The USCCB released a statement Feb. 6 regarding its opposition to the mandate.
“These institutions are vital to the mission of the church but HHS (health and human services) does not deem them ‘religious employers’ worth of conscience protection, because they do not ‘serve primarily persons who share the(ir) religious tenets,’” the statement said. “Under the mandate, the government forces religious insurers to write policies that violate their beliefs; forces religious employers and schools to sponsor and subsidize coverage that violates their beliefs; and forces religious employees and students to purchase coverage that violates their beliefs.”
The statement mentions that other religious groups, i.e., Protestant Christian, Orthodox Christian and Orthodox Jewish, oppose the mandate, despite not opposing contraception.
John Marek, The Archdiocese of Milwaukeee’s treasurer/chief financial officer, said the archdiocese urges those who oppose the mandate to contact their U.S. senators and representaives. He said the archdiocese is waiting to see what will happen in the next year.
“With the implementation delayed for a year, there’s time for us to see what Congress might do to make a change or whether the administration might make a change or whether a legal challenge would lead to a change,” Marek said.
Until that time, issues between Catholics in the health care field and patients seeking this type of care will continue to clash.
Dr. Jones-Nosacek said that, as a doctor, when she took the Hippocratic Oath and swore not to kill a patient by abortion or euthanasia, she meant it more than most doctors today.
“This is something I feel very strongly about, that I won’t be part of this,” Dr.
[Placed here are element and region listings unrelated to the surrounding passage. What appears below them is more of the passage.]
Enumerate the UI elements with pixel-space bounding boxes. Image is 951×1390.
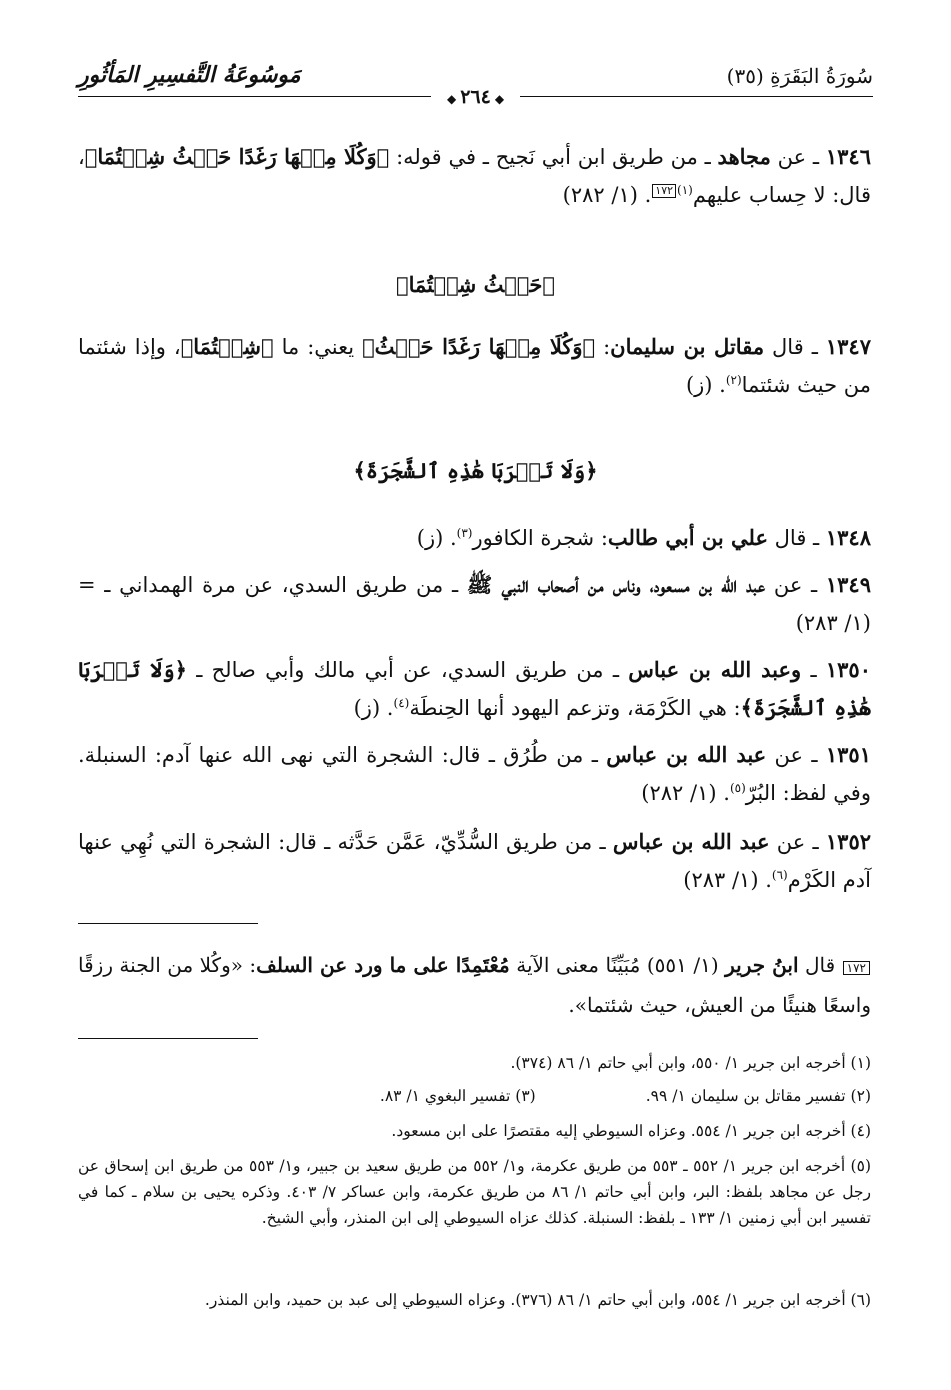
footnote-marker: (٤) xyxy=(393,696,410,710)
note-box-marker: ١٧٢ xyxy=(652,184,676,198)
footnote-1: (١) أخرجه ابن جرير ١/ ٥٥٠، وابن أبي حاتم ١/ ٨٦ (٣٧٤). xyxy=(510,1054,871,1072)
entry-1348 xyxy=(78,519,871,557)
narrator-name: عبد الله بن عباس xyxy=(612,829,770,854)
footnote-separator xyxy=(78,1038,258,1039)
quran-quote: ﴿وَلَا تَقۡرَبَا هَٰذِهِ ٱلشَّجَرَةَ﴾ xyxy=(78,657,871,720)
entry-text: ـ قال xyxy=(768,526,826,550)
footnote-5: (٥) أخرجه ابن جرير ١/ ٥٥٢ ـ ٥٥٣ من طريق عكرمة، و١/ ٥٥٢ من طريق سعيد بن جبير، و١/ ٥٥٣ من طريق ابن إسحاق عن رجل عن مجاهد بلفظ: البر، وابن أبي حاتم ١/ ٨٦ من طريق عكرمة، وابن عساكر ٧/ ٤٠٣. وذكره يحيى بن سلام ـ كما في تفسير ابن أبي زمنين ١/ ١٣٣ ـ بلفظ: السنبلة. كذلك عزاه السيوطي إلى ابن المنذر، وأبي الشيخ. xyxy=(78,1157,871,1227)
footnote-marker: (١) xyxy=(677,183,693,197)
narrator-name: وعبد الله بن عباس xyxy=(628,657,802,682)
footnote-marker: (٣) xyxy=(456,526,473,540)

Jones-Nosacek said.
“The fact is a lot of doctors haven’t taken the Hippocratic Oath or they scribble that stuff out of it,” Dr. Jones-Nosacek said. “The oath I took said I will not do those things and I plan to keep that promise.”
She emphasized that organizations must be firm in opposing the mandate.
“If the Catholic organizations cave in, then they’ll go after the doctors,” Dr. Jones-Nosacek said. “And if anyone caves, then we’ll have no protection either.”